The department has now started a three-week consultation on the continued use of the site as it expands the number of sites in the area to use for migrant accommodation.

It said last month that a second military base in Kent would be used as a “processing site” to hold migrants for up to five days while security and identity checks are completed.

Napier was used to temporarily house some of the more than 28,000 people who travelled to the UK in 2021 in small boats, three times the number in the previous record year in 2020.

The site has been fierce criticised by campaigners since it opened as a temporary home to up to 350 people in September 2020. Conditions were condemned as filthy by an independent watchdog.

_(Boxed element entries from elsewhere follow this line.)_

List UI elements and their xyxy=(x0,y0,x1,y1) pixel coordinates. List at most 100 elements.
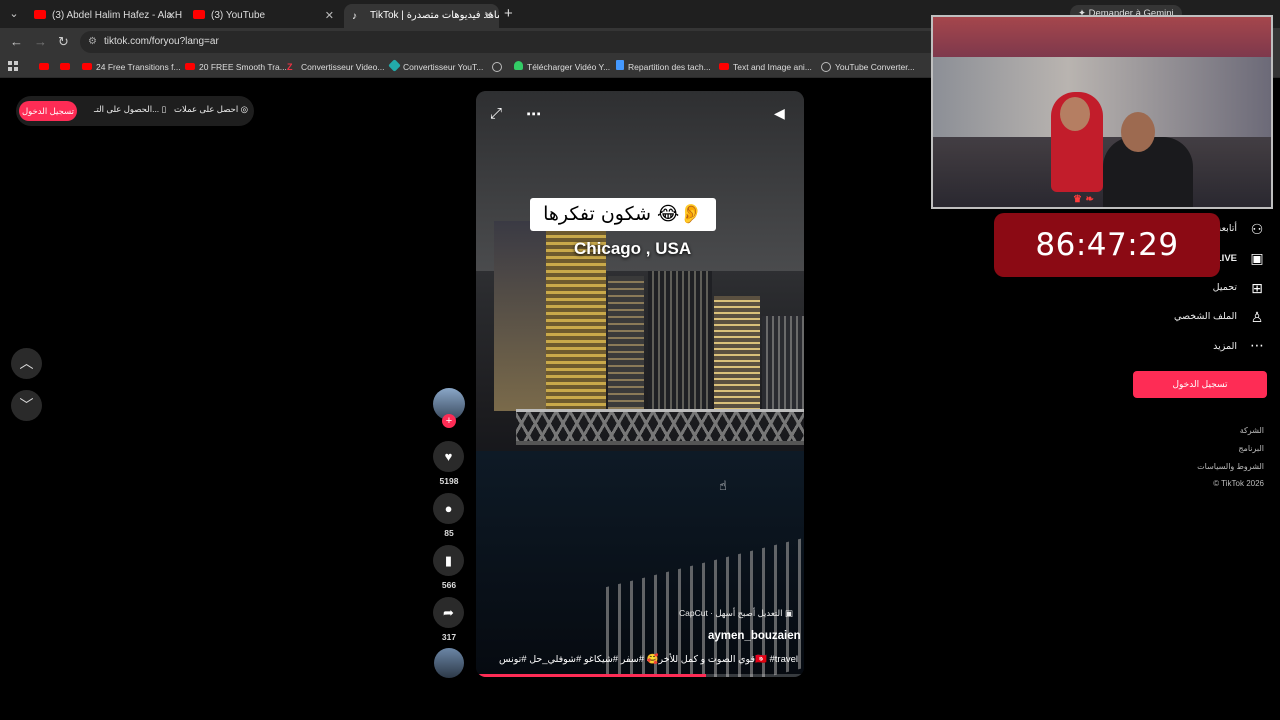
save-button[interactable]: ▮ xyxy=(433,545,464,576)
close-tab-icon[interactable]: ✕ xyxy=(325,7,334,25)
previous-video-button[interactable]: ︿ xyxy=(11,348,42,379)
bookmark-item[interactable]: 20 FREE Smooth Tra... xyxy=(185,60,287,74)
chevron-down-icon: ﹀ xyxy=(19,397,34,413)
video-progress-bar[interactable] xyxy=(476,674,804,677)
building xyxy=(608,276,644,411)
top-action-bar: تسجيل الدخول الحصول على التـ... ▯ احصل ع… xyxy=(16,96,254,126)
converter-icon xyxy=(388,59,401,72)
sidebar-item-profile[interactable]: الملف الشخصي xyxy=(1174,311,1237,331)
tab-youtube[interactable]: (3) YouTube ✕ xyxy=(185,4,340,28)
apps-icon[interactable] xyxy=(8,61,18,71)
fullscreen-icon[interactable]: ⤢ xyxy=(490,105,502,122)
tiktok-icon: ♪ xyxy=(352,11,357,22)
tab-search-dropdown[interactable]: ⌄ xyxy=(6,6,22,22)
music-disc-icon[interactable] xyxy=(434,648,464,678)
webcam-ceiling xyxy=(933,17,1271,62)
youtube-icon xyxy=(185,63,195,70)
like-button[interactable]: ♥ xyxy=(433,441,464,472)
streamer-logo-icon: ♛ ❧ xyxy=(1073,194,1094,205)
bookmark-icon: ▮ xyxy=(444,553,453,568)
get-coins-button[interactable]: احصل على عملات ◎ xyxy=(174,104,248,115)
more-icon[interactable]: ⋯ xyxy=(1249,337,1265,354)
video-player[interactable]: ⤢ ⋯ ◀︎ شكون تفكرها 😂👂 Chicago , USA CapC… xyxy=(476,91,804,677)
bookmark-item[interactable]: Z Convertisseur Video... xyxy=(287,60,384,74)
mouse-cursor-icon: ☝ xyxy=(719,478,727,493)
capcut-tag[interactable]: CapCut · التعديل أصبح أسهل ▣ xyxy=(679,608,793,619)
new-tab-button[interactable]: + xyxy=(504,5,513,22)
youtube-icon xyxy=(34,10,46,19)
back-icon[interactable]: ← xyxy=(10,34,23,49)
like-count: 5198 xyxy=(439,476,459,486)
globe-icon xyxy=(821,62,831,72)
footer-company-link[interactable]: الشركة xyxy=(1240,426,1264,435)
z-icon: Z xyxy=(287,62,293,72)
building xyxy=(494,221,546,411)
phone-icon: ▯ xyxy=(161,104,167,114)
download-icon xyxy=(514,61,523,70)
bookmark-item[interactable]: Text and Image ani... xyxy=(719,60,812,74)
youtube-icon xyxy=(719,63,729,70)
site-info-icon[interactable]: ⚙ xyxy=(88,31,97,53)
get-app-button[interactable]: الحصول على التـ... ▯ xyxy=(94,104,166,115)
upload-icon[interactable]: ⊞ xyxy=(1249,280,1265,297)
youtube-icon xyxy=(193,10,205,19)
save-count: 566 xyxy=(441,580,457,590)
comment-icon: ● xyxy=(444,501,453,516)
globe-icon xyxy=(492,62,502,72)
comment-button[interactable]: ● xyxy=(433,493,464,524)
bookmark-item[interactable] xyxy=(492,60,506,74)
chevron-up-icon: ︿ xyxy=(19,355,34,371)
video-author[interactable]: aymen_bouzaien xyxy=(708,630,801,642)
video-description: قوي الصوت و كمل للأخر🥰 #سفر #شيكاغو #شوف… xyxy=(498,654,798,665)
share-icon: ➦ xyxy=(443,605,454,620)
volume-icon[interactable]: ◀︎ xyxy=(774,105,785,122)
capcut-icon: ▣ xyxy=(784,608,793,618)
person-head xyxy=(1060,97,1090,131)
close-tab-icon[interactable]: ✕ xyxy=(484,7,493,25)
tab-abdel-halim[interactable]: (3) Abdel Halim Hafez - Ala Hes ✕ xyxy=(26,4,182,28)
doc-icon xyxy=(616,60,624,70)
live-icon[interactable]: ▣ xyxy=(1249,250,1265,267)
following-icon[interactable]: ⚇ xyxy=(1249,221,1265,238)
youtube-icon xyxy=(82,63,92,70)
url-input[interactable]: ⚙ tiktok.com/foryou?lang=ar xyxy=(80,31,940,53)
close-tab-icon[interactable]: ✕ xyxy=(167,7,176,25)
bookmark-item[interactable]: Convertisseur YouT... xyxy=(388,59,483,74)
next-video-button[interactable]: ﹀ xyxy=(11,390,42,421)
footer-program-link[interactable]: البرنامج xyxy=(1238,444,1264,453)
bookmark-item[interactable]: YouTube Converter... xyxy=(821,60,915,74)
building xyxy=(648,271,712,411)
footer-terms-link[interactable]: الشروط والسياسات xyxy=(1197,462,1264,471)
footer-copyright: © TikTok 2026 xyxy=(1213,479,1264,488)
bridge xyxy=(516,409,804,445)
reload-icon[interactable]: ↻ xyxy=(58,34,69,50)
bookmark-item[interactable] xyxy=(39,60,53,74)
stream-timer: 86:47:29 xyxy=(994,213,1220,277)
building xyxy=(762,316,804,411)
youtube-icon xyxy=(60,63,70,70)
login-button[interactable]: تسجيل الدخول xyxy=(19,101,77,121)
sidebar-item-more[interactable]: المزيد xyxy=(1213,341,1237,361)
video-caption: شكون تفكرها 😂👂 xyxy=(530,198,716,231)
coin-icon: ◎ xyxy=(240,104,248,114)
webcam-overlay: ♛ ❧ xyxy=(931,15,1273,209)
tab-tiktok[interactable]: ♪ TikTok | شاهد فيديوهات متصدرة ✕ xyxy=(344,4,499,28)
sidebar-item-upload[interactable]: تحميل xyxy=(1213,282,1237,302)
more-options-icon[interactable]: ⋯ xyxy=(526,105,541,123)
forward-icon[interactable]: → xyxy=(34,34,47,49)
video-location-text: Chicago , USA xyxy=(574,239,692,258)
youtube-icon xyxy=(39,63,49,70)
share-button[interactable]: ➦ xyxy=(433,597,464,628)
video-progress-fill xyxy=(476,674,706,677)
sidebar-login-button[interactable]: تسجيل الدخول xyxy=(1133,371,1267,398)
person-head xyxy=(1121,112,1155,152)
profile-icon[interactable]: ♙ xyxy=(1249,309,1265,326)
bookmark-item[interactable]: Repartition des tach... xyxy=(616,60,711,74)
bookmark-item[interactable] xyxy=(60,60,74,74)
comment-count: 85 xyxy=(444,528,454,538)
follow-plus-icon[interactable]: + xyxy=(442,414,456,428)
bookmark-item[interactable]: 24 Free Transitions f... xyxy=(82,60,181,74)
building xyxy=(714,296,760,411)
bookmark-item[interactable]: Télécharger Vidéo Y... xyxy=(514,60,610,74)
heart-icon: ♥ xyxy=(444,449,453,464)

A group of MPs and peers last month called on the Home Office to stop housing asylum seekers in military barracks as it was “not only inappropriate, but downright harmful”.

The all-party parliamentary group on immigration detention’s report said such sites, with prison-like conditions, make them “fundamentally unsuitable” as asylum accommodation and could be “highly re-traumatising” for victims of torture and trafficking.

The Home Office said improvements would be made to the site with its continuing use. Migrants stay there for up to 90 days and are free to come and go while they go through the asylum process.

The site is scheduled to be handed over to developers in 2026 as part of a plans for nearly 1,000 new homes.